This review ran in the New York Times on Sunday, March 12, 2006.
By Christopher Benfey
The Spanish novelist and translator Javier Marías has lived so long in other countries and other languages that, by his own account, some of his compatriots have come to deny his own "Spanishness." It shouldn't be too surprising, then, that no Spanish writers are among the "fairly disastrous individuals" Marías has honored in "Written Lives," a collection of short and scintillating portraits deftly translated by Margaret Jull Costa and inspired more by intriguing anecdotes and details than by a determination to capture basic biographical facts.
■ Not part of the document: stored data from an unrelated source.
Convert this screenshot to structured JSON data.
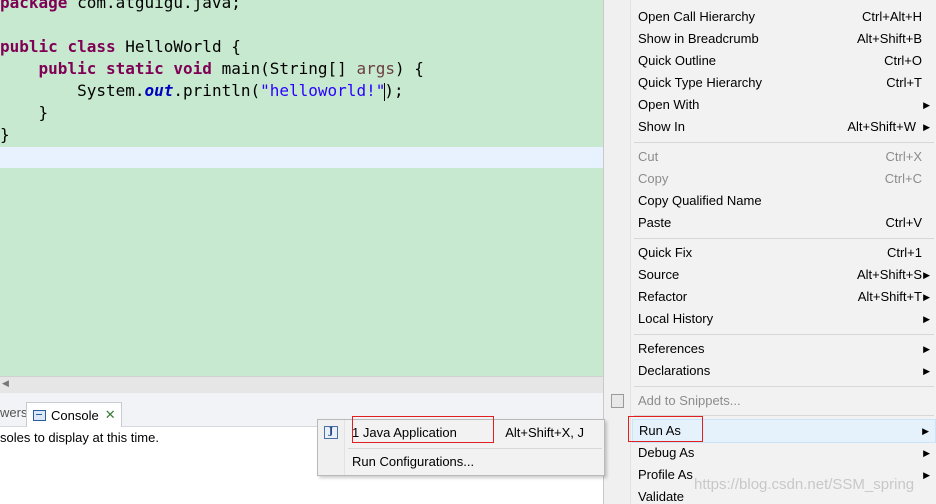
{
  "editor": {
    "lines": {
      "l1": {
        "kw": "package",
        "rest": " com.atguigu.java;"
      },
      "l3": {
        "kw1": "public",
        "kw2": "class",
        "rest": " HelloWorld {"
      },
      "l4": {
        "indent": "    ",
        "kw1": "public",
        "kw2": "static",
        "kw3": "void",
        "pre": " main(String[] ",
        "arg": "args",
        "post": ") {"
      },
      "l5": {
        "indent": "        ",
        "pre": "System.",
        "field": "out",
        "mid": ".println(",
        "str": "\"helloworld!\"",
        "post": ");"
      },
      "l6": {
        "text": "    }"
      },
      "l7": {
        "text": "}"
      }
    }
  },
  "bottom": {
    "prev_tab": "wers",
    "console_tab": "Console",
    "console_message": "soles to display at this time."
  },
  "context_menu": {
    "items": [
      {
        "label": "Open Call Hierarchy",
        "shortcut": "Ctrl+Alt+H"
      },
      {
        "label": "Show in Breadcrumb",
        "shortcut": "Alt+Shift+B"
      },
      {
        "label": "Quick Outline",
        "shortcut": "Ctrl+O"
      },
      {
        "label": "Quick Type Hierarchy",
        "shortcut": "Ctrl+T"
      },
      {
        "label": "Open With",
        "shortcut": ""
      },
      {
        "label": "Show In",
        "shortcut": "Alt+Shift+W"
      },
      {
        "label": "Cut",
        "shortcut": "Ctrl+X"
      },
      {
        "label": "Copy",
        "shortcut": "Ctrl+C"
      },
      {
        "label": "Copy Qualified Name",
        "shortcut": ""
      },
      {
        "label": "Paste",
        "shortcut": "Ctrl+V"
      },
      {
        "label": "Quick Fix",
        "shortcut": "Ctrl+1"
      },
      {
        "label": "Source",
        "shortcut": "Alt+Shift+S"
      },
      {
        "label": "Refactor",
        "shortcut": "Alt+Shift+T"
      },
      {
        "label": "Local History",
        "shortcut": ""
      },
      {
        "label": "References",
        "shortcut": ""
      },
      {
        "label": "Declarations",
        "shortcut": ""
      },
      {
        "label": "Add to Snippets...",
        "shortcut": ""
      },
      {
        "label": "Run As",
        "shortcut": ""
      },
      {
        "label": "Debug As",
        "shortcut": ""
      },
      {
        "label": "Profile As",
        "shortcut": ""
      },
      {
        "label": "Validate",
        "shortcut": ""
      }
    ]
  },
  "submenu": {
    "items": [
      {
        "label": "1 Java Application",
        "shortcut": "Alt+Shift+X, J"
      },
      {
        "label": "Run Configurations...",
        "shortcut": ""
      }
    ]
  },
  "watermark": "https://blog.csdn.net/SSM_spring",
  "colors": {
    "editor_bg": "#c7e9cf",
    "keyword": "#7f0055",
    "string": "#2a00ff",
    "field": "#0000c0",
    "highlight_box": "#e02020"
  }
}
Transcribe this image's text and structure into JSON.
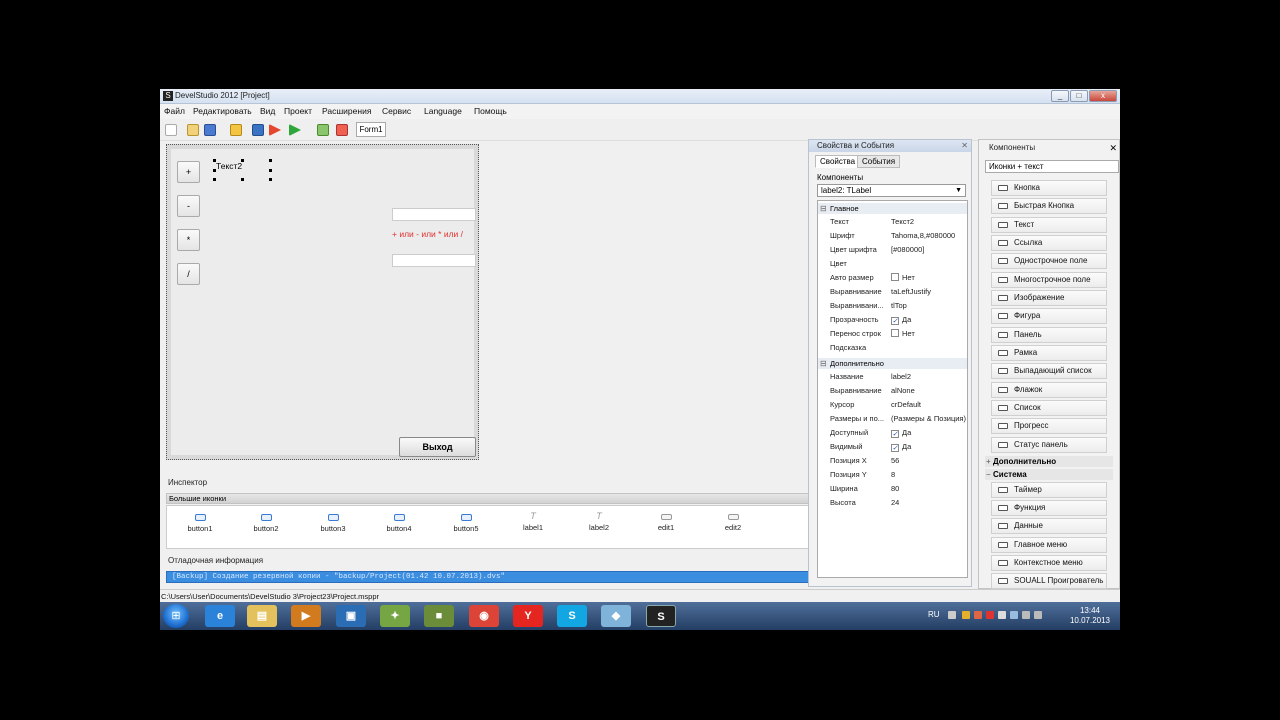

While he claims that his selections are "entirely arbitrary," it can't be coincidental that most of these writers, with a few exceptions like Faulkner, lived for extended periods abroad, either as exiles or expatriates.
Among Malcolm Lowry's many phobias, Marías tells us, was a "fear of crossing frontiers, something he had to do on innumerable occasions throughout his itinerant life." Rilke lived in 50 places between 1910 and 1914 -- though, in a rare lapse, Marías locates one of them, the northern German town of Worpswede, in Scandinavia. Two writers Marías describes with particular affection, Conrad and Nabokov, wrote masterpieces in their adopted English, but Nabokov's claim that he was "as American as April in Arizona" has, Marías notes, a suspicious ring.
The trait Marías seems to admire most in his assemblage of writers is that "none of them took themselves very seriously." With three exceptions --Thomas Mann, James Joyce and Yukio Mishima -- he says they didn't live their lives as though in preparation for posterity. Mann, "clearly convinced of his own immense importance," cluttered his diaries with mundane detail -- trouble with his false teeth, visits to the toilet -- that not even a biographer could find interesting. Joyce filled his novels with "interior gasbags" while himself remaining "taciturn and disdainful." Mann was obsessed with his own intestinal activities; Joyce with those of his wife; and Mishima, in his partly botched act of ritual suicide, exposed his bowels for all the world to see.
Marías prefers subjects who demonstrate reticence and mystery. So enigmatic was Isak Dinesen when she first traveled to America in 1959 that a flurry of rumors preceded her: "She is, in fact, a man; he is, in fact, a woman; Isak Dinesen is actually two people … she's from Paris really; he lives in Elsinore … she writes in French; no, in English; no, in Danish." Marías finds Arthur Conan Doyle's deathbed silence more evocative than words: "Many years before, he had said that the secret of his success was that he never forced a story. It seems that on that day, he did not force a phrase either." As for Djuna Barnes: "Her silences were both written and verbal." A family tradition of spiritualism may help explain this penchant, as well as shedding light, Marías suggests, on her own "extravagant" first name and those of her siblings and ancestors: "Urlan, Niar, Unade, Reon, Hinda, Zadel."
The likes and dislikes of writers, as detailed by Marías, can be equally enigmatic and suggestive. One can see why Nabokov, the lepidopterist, had an aversion to insecticides, but what did he have against jazz, swimming pools, trucks, bidets, yachts and the circus? Barnes hated beards, demanding on one occasion that a potential visitor shave his off before coming to see her. As for Rilke: "It is not known what he liked, as regards food or other things, apart from the letter 'y' -- which he wrote whenever he could." Whatever Conrad disliked, he can't have liked Rilke, since "Conrad wore a monocle and disliked poetry."
When she was introduced to Marilyn Monroe and her husband at the time, Arthur Miller, at a lunch arranged by Carson McCullers, Dinesen ordered oysters and Champagne. Miller inquired which doctor had prescribed such a novel diet. "They say that America has never seen the like of the scornful look she gave him," writes Marías. " 'Doctor?' she said. 'The doctors are horrified, but I love Champagne and I love oysters and they do me good.' "
Marías is far too nimble a writer to risk anything so ponderous as a theory of biography. He has no more use for Freud than did Faulkner, who claimed he had never read him, adding: "I doubt if Melville did either and I'm sure Moby Dick didn't." For Marías, great writers aren't riddles to be solved but paradoxes to be savored. In fact, many of these "written lives" begin with a paradox. ("Despite being a very widely traveled man, Rudyard Kipling strikes one as more of a recluse or a hermit.") And they frequently end with the writer's last words, as though these -- so often fragmentary or inscrutable -- are the most important clue of all. Robert Louis Stevenson cried, "What's that?" and then asked, "Do I look strange?" As though in answer, Henry James, when he thought he was dying, heard a voice that said, "So it has come at last -- the Distinguished Thing!"
Christopher Benfey, the Mellon professor of English at Mount Holyoke College, is the author of "Degas in New Orleans" and "The Great Wave."